The crash is the second major tragedy for the sports program in about a decade. In January 2001, 10 men affiliated with the university's men's basketball team died in a Colorado plane crash, prompting the university to require that planes used by the school's sports team undergo safety checks before travel. It wasn't immediately clear if the same policy applied to travel by coaches or administrators.
Oklahoma State canceled its women's college basketball home games set for Saturday and Sunday. The school's second-ranked college football team plays Friday night at Iowa State.
University president Burns Hargis credited Budke with elevating the team in a tough program. Serna, he said, set a good example for the players.
“Our hearts and prayers go out to the families of Kurt Budke, Miranda Serna and the other victims. Kurt was an exemplary leader and a man of character who had a profound impact on his student-athletes,” Hargis said. “Miranda was an up-and-coming coach and an outstanding role model for our young ladies.”
OSU hired Budke from Louisiana Tech seven years ago and the coach compiled a 112-83 record at the school. This year's team was 1-0 after defeating Rice on Sunday.
The National Transportation Safety Board said it was sending investigators, and that it could take nine months to determine the cause of the crash.
FAA records showed that the plane was built in 1964 and registered to Olin Branstetter of Ponca City, Okla. A telephone message left on an answering machine at a number for Branstetter wasn't immediately returned Friday morning.
The plane that crashed in 2001, a Beechcraft King Air 200, had been donated by a school booster.
On Jan. 27, 2001, one of three planes carrying players and others connected to the OSU men's basketball team crashed in a field 40 miles east of Denver as the Cowboys returned from a game at Colorado. The crash occurred about 35 minutes after the plane took off in light snow.
An NTSB report cited a power loss aboard the plane and said the pilot suffered disorientation while flying the plane manually with still-available instruments.

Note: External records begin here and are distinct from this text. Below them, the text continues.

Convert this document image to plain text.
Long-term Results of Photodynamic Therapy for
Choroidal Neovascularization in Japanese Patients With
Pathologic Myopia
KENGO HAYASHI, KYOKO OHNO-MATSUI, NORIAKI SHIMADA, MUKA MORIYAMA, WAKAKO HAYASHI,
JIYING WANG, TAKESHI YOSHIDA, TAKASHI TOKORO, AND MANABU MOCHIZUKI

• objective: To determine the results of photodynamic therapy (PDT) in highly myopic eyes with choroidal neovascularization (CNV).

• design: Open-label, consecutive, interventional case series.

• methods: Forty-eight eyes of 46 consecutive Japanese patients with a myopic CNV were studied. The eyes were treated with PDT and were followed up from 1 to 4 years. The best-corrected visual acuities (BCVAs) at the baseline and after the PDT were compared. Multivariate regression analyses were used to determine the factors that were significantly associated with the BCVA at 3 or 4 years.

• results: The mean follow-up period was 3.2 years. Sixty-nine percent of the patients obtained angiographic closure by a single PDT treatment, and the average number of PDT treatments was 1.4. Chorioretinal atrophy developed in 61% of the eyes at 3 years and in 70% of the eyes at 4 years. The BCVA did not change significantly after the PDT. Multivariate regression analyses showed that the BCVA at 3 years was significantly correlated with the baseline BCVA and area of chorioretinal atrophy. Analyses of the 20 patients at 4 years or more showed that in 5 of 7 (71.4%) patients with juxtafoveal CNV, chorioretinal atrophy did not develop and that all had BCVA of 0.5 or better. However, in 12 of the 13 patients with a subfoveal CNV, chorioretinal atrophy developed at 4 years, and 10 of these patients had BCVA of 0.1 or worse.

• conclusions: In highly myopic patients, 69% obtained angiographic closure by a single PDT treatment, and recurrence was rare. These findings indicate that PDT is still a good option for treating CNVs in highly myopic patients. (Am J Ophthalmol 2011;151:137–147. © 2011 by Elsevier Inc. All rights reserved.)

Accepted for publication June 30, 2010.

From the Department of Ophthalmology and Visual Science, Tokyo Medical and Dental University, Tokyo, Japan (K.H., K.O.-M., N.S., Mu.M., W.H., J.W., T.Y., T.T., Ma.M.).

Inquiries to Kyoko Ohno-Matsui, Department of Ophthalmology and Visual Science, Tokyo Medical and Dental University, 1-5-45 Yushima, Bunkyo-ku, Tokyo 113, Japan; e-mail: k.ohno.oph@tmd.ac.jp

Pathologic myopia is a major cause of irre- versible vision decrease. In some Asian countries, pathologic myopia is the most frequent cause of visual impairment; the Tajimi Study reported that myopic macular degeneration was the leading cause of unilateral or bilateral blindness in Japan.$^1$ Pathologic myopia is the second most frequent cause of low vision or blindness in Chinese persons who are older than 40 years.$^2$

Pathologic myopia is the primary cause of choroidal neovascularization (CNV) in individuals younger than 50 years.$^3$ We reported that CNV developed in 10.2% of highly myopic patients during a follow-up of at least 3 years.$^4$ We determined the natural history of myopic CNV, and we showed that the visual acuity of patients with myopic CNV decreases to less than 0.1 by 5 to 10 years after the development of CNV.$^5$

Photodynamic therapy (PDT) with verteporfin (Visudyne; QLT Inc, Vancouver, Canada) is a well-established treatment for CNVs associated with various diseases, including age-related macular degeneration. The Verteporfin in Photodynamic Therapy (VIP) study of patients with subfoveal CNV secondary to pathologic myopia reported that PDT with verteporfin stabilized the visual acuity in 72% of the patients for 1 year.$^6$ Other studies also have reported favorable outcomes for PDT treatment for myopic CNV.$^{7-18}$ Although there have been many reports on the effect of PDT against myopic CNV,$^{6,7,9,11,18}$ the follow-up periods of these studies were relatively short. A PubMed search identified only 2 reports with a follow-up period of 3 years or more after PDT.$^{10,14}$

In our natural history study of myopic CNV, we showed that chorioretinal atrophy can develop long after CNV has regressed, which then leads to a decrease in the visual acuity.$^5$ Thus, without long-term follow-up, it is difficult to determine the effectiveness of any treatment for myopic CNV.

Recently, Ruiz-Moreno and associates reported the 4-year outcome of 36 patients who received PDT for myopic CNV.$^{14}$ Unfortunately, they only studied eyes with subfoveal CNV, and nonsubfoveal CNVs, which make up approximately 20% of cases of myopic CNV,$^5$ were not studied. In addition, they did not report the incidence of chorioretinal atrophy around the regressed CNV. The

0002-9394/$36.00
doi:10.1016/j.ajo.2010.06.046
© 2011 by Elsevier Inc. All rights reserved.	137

After that crash, the university began requiring a firm to check out the condition of any plane used by a school sports team. It wasn't immediately known if that policy also applied to planes that carry only coaches or other school employees, or if the plane the women's coaches were traveling in had undergone an independent check.
Thursday night, the weather near the crash site was clear with temperatures in the upper 30s to mid-40s.